Meditaba en la mente del amigo sol....en los brazos de la hermana Luna:
¿Cómo es que sólo vemos arcángeles?
Nube-espumosos como el agua-nieve.
Encerrados en campanas de cristal invertidas, pugnamos por dirigir nuestros sueños al espacio...sentados...inmensos y nocturnos como faros de papel tras un lago cósmico y azul.
¿Qué locuras hace la magia al natural, no?
Ansiosos apostamos por ser primeros en voltear la luna y encender penumbras en una atmósfera en declive constante.
¡Cuántos colores ígneos tiene nuestra antorcha onírica!
Capaces somos,de juntar lejanías y silenciar ausencias, embaldosar sonrisas y liberar espacios .
Formidable, la percepción que consuela miradas de arcoiris
y refresca las manos del alma.
"Tu voz me colma, me calma y me inquieta" –advierte, ella- y penetra en ráfaga de profetas, hasta la médula, el anuncio.
Creo que por fin, los tristes pecadores y pescadores selenitas sabrán lo que el tiempo y la distancia han hecho hoy...moldear una hembra y dar vida.

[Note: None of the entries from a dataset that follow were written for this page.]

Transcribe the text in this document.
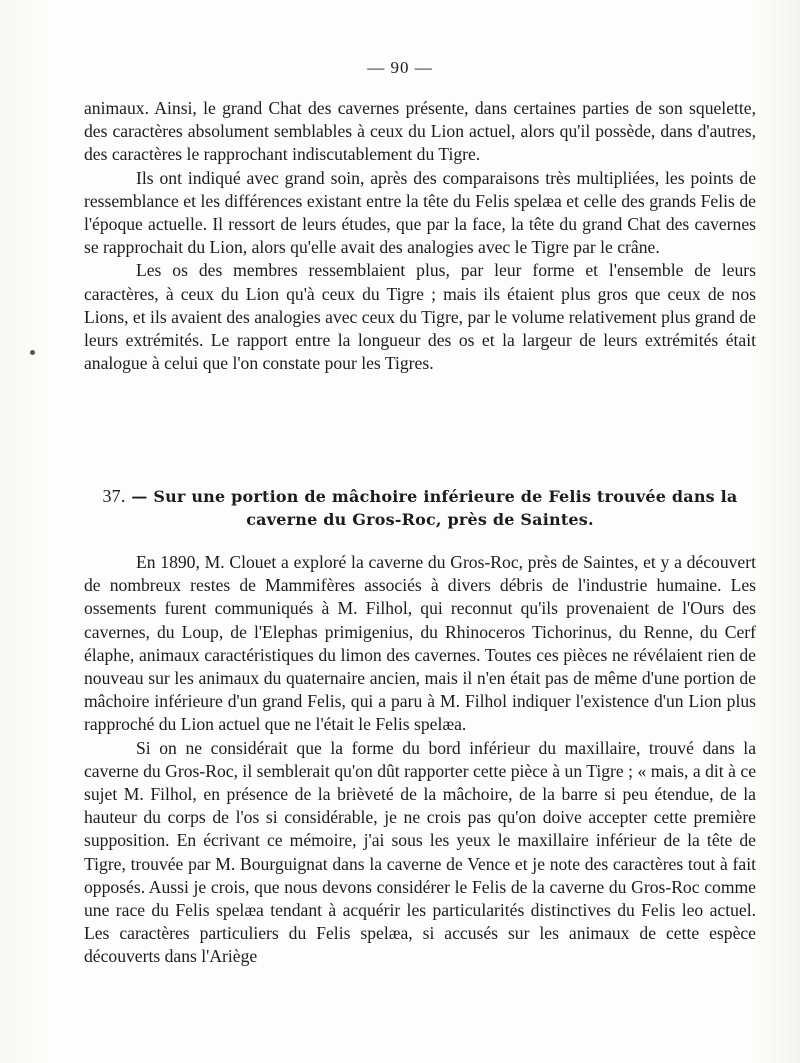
— 90 —

animaux. Ainsi, le grand Chat des cavernes présente, dans certaines parties de son squelette, des caractères absolument semblables à ceux du Lion actuel, alors qu'il possède, dans d'autres, des caractères le rapprochant indiscutablement du Tigre.

Ils ont indiqué avec grand soin, après des comparaisons très multipliées, les points de ressemblance et les différences existant entre la tête du Felis spelæa et celle des grands Felis de l'époque actuelle. Il ressort de leurs études, que par la face, la tête du grand Chat des cavernes se rapprochait du Lion, alors qu'elle avait des analogies avec le Tigre par le crâne.

Les os des membres ressemblaient plus, par leur forme et l'ensemble de leurs caractères, à ceux du Lion qu'à ceux du Tigre ; mais ils étaient plus gros que ceux de nos Lions, et ils avaient des analogies avec ceux du Tigre, par le volume relativement plus grand de leurs extrémités. Le rapport entre la longueur des os et la largeur de leurs extrémités était analogue à celui que l'on constate pour les Tigres.

37. — Sur une portion de mâchoire inférieure de Felis trouvée dans la caverne du Gros-Roc, près de Saintes.

En 1890, M. Clouet a exploré la caverne du Gros-Roc, près de Saintes, et y a découvert de nombreux restes de Mammifères associés à divers débris de l'industrie humaine. Les ossements furent communiqués à M. Filhol, qui reconnut qu'ils provenaient de l'Ours des cavernes, du Loup, de l'Elephas primigenius, du Rhinoceros Tichorinus, du Renne, du Cerf élaphe, animaux caractéristiques du limon des cavernes. Toutes ces pièces ne révélaient rien de nouveau sur les animaux du quaternaire ancien, mais il n'en était pas de même d'une portion de mâchoire inférieure d'un grand Felis, qui a paru à M. Filhol indiquer l'existence d'un Lion plus rapproché du Lion actuel que ne l'était le Felis spelæa.

Si on ne considérait que la forme du bord inférieur du maxillaire, trouvé dans la caverne du Gros-Roc, il semblerait qu'on dût rapporter cette pièce à un Tigre ; « mais, a dit à ce sujet M. Filhol, en présence de la brièveté de la mâchoire, de la barre si peu étendue, de la hauteur du corps de l'os si considérable, je ne crois pas qu'on doive accepter cette première supposition. En écrivant ce mémoire, j'ai sous les yeux le maxillaire inférieur de la tête de Tigre, trouvée par M. Bourguignat dans la caverne de Vence et je note des caractères tout à fait opposés. Aussi je crois, que nous devons considérer le Felis de la caverne du Gros-Roc comme une race du Felis spelæa tendant à acquérir les particularités distinctives du Felis leo actuel. Les caractères particuliers du Felis spelæa, si accusés sur les animaux de cette espèce découverts dans l'Ariège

El canto que ensaya el hijo predilecto del Universo –es decir, el firmamento-, ha colmado con ligereza los desmayos del manantial de suspiros, del afluente de miradas tersas; y le ha cuajado hermosa, plena y revolucionaria en la brisa de su habla...en el vestigio esbelto de su paso en el aire...en el brevísimo talle de su sonrisa.
Y absurdamente se mantiene la interrogante:
¿Cómo es que sólo vemos ángeles, arcángeles, querubes, serafines, tronos... mujeres?”